There is no metric or evaluation technique that can accurately measure the societal impact that was created by the art on the walls of East Timor, or for that matter the photography that has captured it, immortalized it in print, and shared it with the world beyond the country’s borders. But it would be imprudent to ignore that impact simply because it is difficult to capture with numbers.

Economic impact

One way that the arts sector has begun to start to put numbers to its social contribution is by measuring economic impact, something that Michael Bloomberg championed during his tenure as mayor of New York City and which Americans for the Arts has also worked on.

This is a smart because it gives the sector some positive data in a language that business speaks. The problem is that economic impact isn’t the core purpose of the arts, but rather an ancillary benefit. As Tom Finkelpearl, commissioner of New York City’s Department of Cultural Affairs, has said: “Nobody got into the arts because it’s good for the economy. You got into the arts because of a particular artistic experience, the intrinsic rather than the instrumental value of the arts. The instrumental is that it’s good for the economy, and the intrinsic is that something happens that’s not measurable when you’re at the ballet or looking at a painting.”
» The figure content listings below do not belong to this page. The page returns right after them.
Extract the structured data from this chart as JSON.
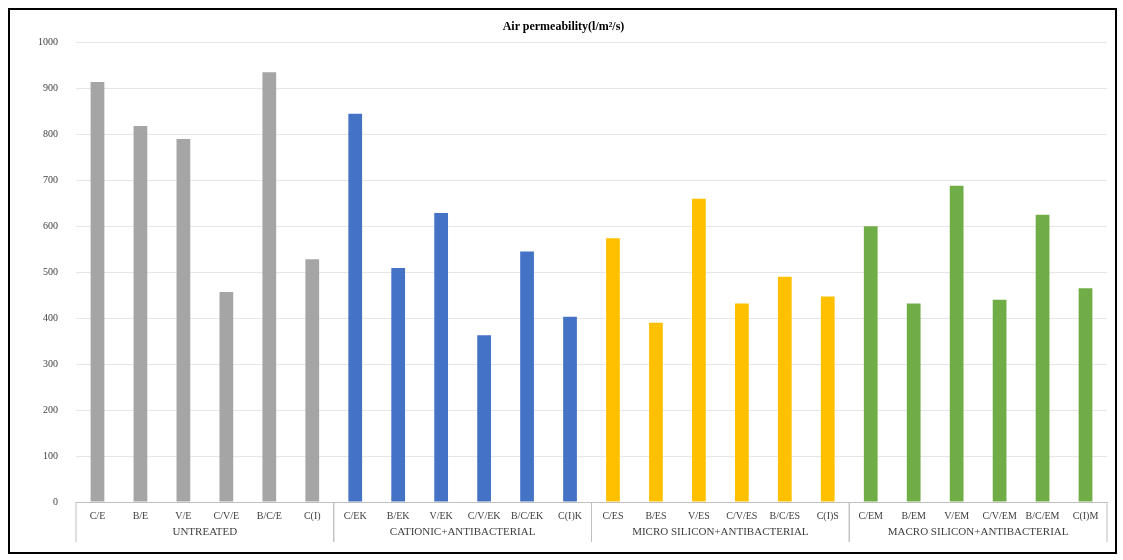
{
  "chart_data": {
    "type": "bar",
    "title": "Air permeability(l/m²/s)",
    "categories": [
      "C/E",
      "B/E",
      "V/E",
      "C/V/E",
      "B/C/E",
      "C(I)",
      "C/EK",
      "B/EK",
      "V/EK",
      "C/V/EK",
      "B/C/EK",
      "C(I)K",
      "C/ES",
      "B/ES",
      "V/ES",
      "C/V/ES",
      "B/C/ES",
      "C(I)S",
      "C/EM",
      "B/EM",
      "V/EM",
      "C/V/EM",
      "B/C/EM",
      "C(I)M"
    ],
    "values": [
      914,
      818,
      790,
      457,
      935,
      528,
      845,
      509,
      629,
      363,
      545,
      403,
      574,
      390,
      660,
      432,
      490,
      447,
      600,
      432,
      688,
      440,
      625,
      465
    ],
    "colors": [
      "#a5a5a5",
      "#a5a5a5",
      "#a5a5a5",
      "#a5a5a5",
      "#a5a5a5",
      "#a5a5a5",
      "#4472c4",
      "#4472c4",
      "#4472c4",
      "#4472c4",
      "#4472c4",
      "#4472c4",
      "#ffc000",
      "#ffc000",
      "#ffc000",
      "#ffc000",
      "#ffc000",
      "#ffc000",
      "#70ad47",
      "#70ad47",
      "#70ad47",
      "#70ad47",
      "#70ad47",
      "#70ad47"
    ],
    "annotations": [
      "UNTREATED",
      "CATIONIC+ANTIBACTERIAL",
      "MICRO SILICON+ANTIBACTERIAL",
      "MACRO SILICON+ANTIBACTERIAL"
    ],
    "ylim": [
      0,
      1000
    ],
    "yticks": [
      0,
      100,
      200,
      300,
      400,
      500,
      600,
      700,
      800,
      900,
      1000
    ],
    "grid": "y",
    "legend": false
  }
}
If companies want to generate economic impact, the arts sector is unlikely to be the first solution to which they turn when other, potentially more economically impactful, options abound. But if companies want to raise awareness of social issues and inspire employees, the general public, or even other funders to take action—that’s right in the sector’s wheelhouse. And it’s that impact story which should be told.

Where to from here?

So, the question remains: will corporate philanthropy’s inexorable move towards data-driven social impact measurement result in the field leaving the arts—with its uncertain impact story—behind?

Americans for the Arts suggests not. Through Corporate Social Responsibility and the Arts, the organization is making a concerted effort to promote the unique ways in which the arts can create social impact through corporate partnerships and to guide nonprofits in their pursuit of corporate funding.

The timing couldn’t be better. Americans for the Arts notes: “A scan of recent reports on corporate funding patterns and trends, as well as observations from field leaders and interviewees, suggest a challenging corporate funding terrain for the arts and culture sector even though arts and culture appear to be well positioned to serve both philanthropic goals and business objectives.” Despite this challenge, there is some good news: companies are still interested in making grants to culture and arts. According to Giving in Numbers: 2014 Edition, the sector ranks third in terms of the percentage of companies contributing to the area, it’s just that the total amount given has lowered.

That suggests that all is not lost. So more than ever, artists need to draw on their own skill set to respond to big data by creatively demonstrating how they deliver social impact through engagement and inspiration beyond the immediate beneficiaries.